Professor Garrett works primarily in early modern philosophy, with special interests in metaphysics, epistemology, philosophy of mind, and ethics. He is the author of Cognition and Commitment in Hume’s Philosophy (1997) and Hume (forthcoming), and the editor of The Cambridge Companion to Spinoza (1996).
Professor Garrett is an admired and highly effective teacher praised for his sparkling clarity in lecture and willingness to help students. His popular lecture course in the College Core invigorates students’ study of challenging texts that explore moral judgment and the sources humans look to for guidance in making choices about the best way to live. Students applaud the links he draws between Hebrew scripture, Greek drama, British novel, and Enlightenment philosophical texts. Appropriately for a philosopher, Professor Garrett is noted for his ability to model the construction of strong arguments, which improves students’ writing and argumentative skills.
He has served as co-editor of Hume Studies and as North American editor of Archiv fur Geschichte der Philosophie. He was elected to the American Academy of Arts and Sciences in 2009 and was Carnegie Centenary Professor at the University of Edinburgh in 2011.

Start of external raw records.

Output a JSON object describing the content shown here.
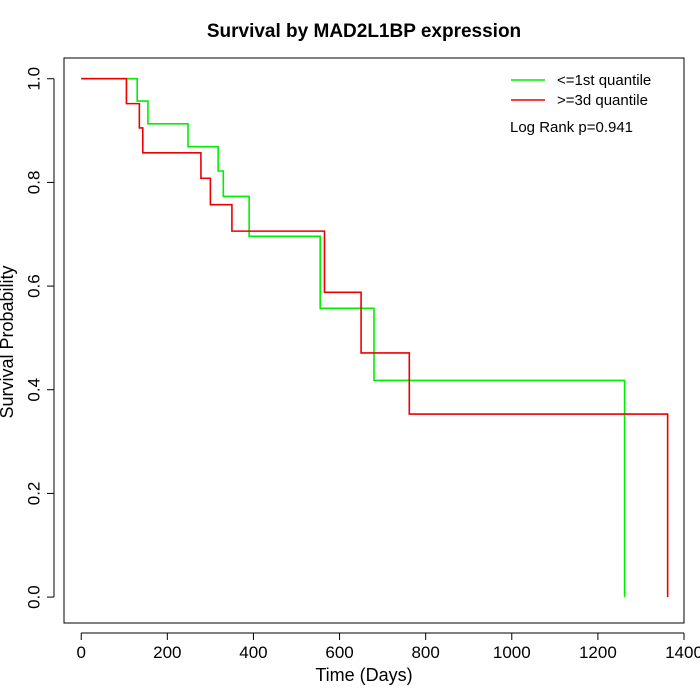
{
  "chart_data": {
    "type": "line",
    "title": "Survival by MAD2L1BP expression",
    "xlabel": "Time (Days)",
    "ylabel": "Survival Probability",
    "xlim": [
      -40,
      1400
    ],
    "ylim": [
      -0.05,
      1.04
    ],
    "xticks": [
      0,
      200,
      400,
      600,
      800,
      1000,
      1200,
      1400
    ],
    "yticks": [
      0.0,
      0.2,
      0.4,
      0.6,
      0.8,
      1.0
    ],
    "xtick_labels": [
      "0",
      "200",
      "400",
      "600",
      "800",
      "1000",
      "1200",
      "1400"
    ],
    "ytick_labels": [
      "0.0",
      "0.2",
      "0.4",
      "0.6",
      "0.8",
      "1.0"
    ],
    "grid": false,
    "legend_position": "top-right",
    "annotation": "Log Rank p=0.941",
    "series": [
      {
        "name": "<=1st quantile",
        "color": "#00ee00",
        "step": true,
        "x": [
          0,
          130,
          155,
          248,
          318,
          330,
          390,
          555,
          680,
          1262
        ],
        "y": [
          1.0,
          0.957,
          0.913,
          0.869,
          0.822,
          0.773,
          0.696,
          0.557,
          0.418,
          0.0
        ]
      },
      {
        "name": ">=3d quantile",
        "color": "#ee0000",
        "step": true,
        "x": [
          0,
          105,
          135,
          143,
          278,
          300,
          350,
          565,
          650,
          762,
          1362
        ],
        "y": [
          1.0,
          0.952,
          0.905,
          0.857,
          0.808,
          0.757,
          0.706,
          0.588,
          0.471,
          0.353,
          0.0
        ]
      }
    ]
  }
}
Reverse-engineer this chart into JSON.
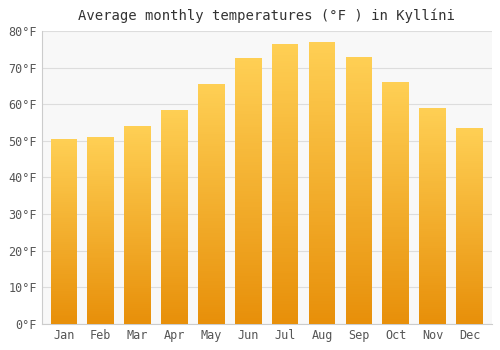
{
  "title": "Average monthly temperatures (°F ) in Kyllíni",
  "months": [
    "Jan",
    "Feb",
    "Mar",
    "Apr",
    "May",
    "Jun",
    "Jul",
    "Aug",
    "Sep",
    "Oct",
    "Nov",
    "Dec"
  ],
  "values": [
    50.5,
    51.0,
    54.0,
    58.5,
    65.5,
    72.5,
    76.5,
    77.0,
    73.0,
    66.0,
    59.0,
    53.5
  ],
  "bar_color_main": "#FFAA00",
  "bar_color_light": "#FFD055",
  "ylim": [
    0,
    80
  ],
  "yticks": [
    0,
    10,
    20,
    30,
    40,
    50,
    60,
    70,
    80
  ],
  "background_color": "#ffffff",
  "plot_bg_color": "#f8f8f8",
  "grid_color": "#dddddd",
  "title_fontsize": 10,
  "tick_fontsize": 8.5
}
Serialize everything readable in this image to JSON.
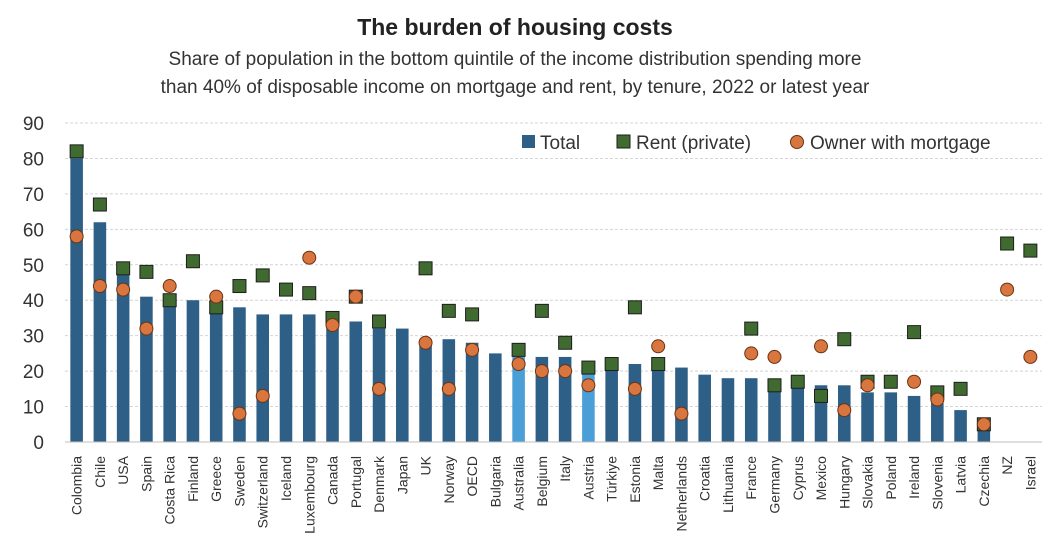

Professor Garrett has won numerous fellowships and awards including: Carnegie Centenary Professor University of Edinburgh (May-August 2011); Institute for Advanced Studies in the Humanities Fellowship, University of Edinburgh (2011); Fellow of the American Academy of Arts and Sciences (inducted 2009); Tanner Humanities Center Fellowship (1995-96); Faculty Fellow Award, University of Utah (1991); Institute for Advanced Studies in the Humanities Fellowship, University of Edinburgh (1984); Mrs. Giles R. Whiting Fellowship (1978–1979).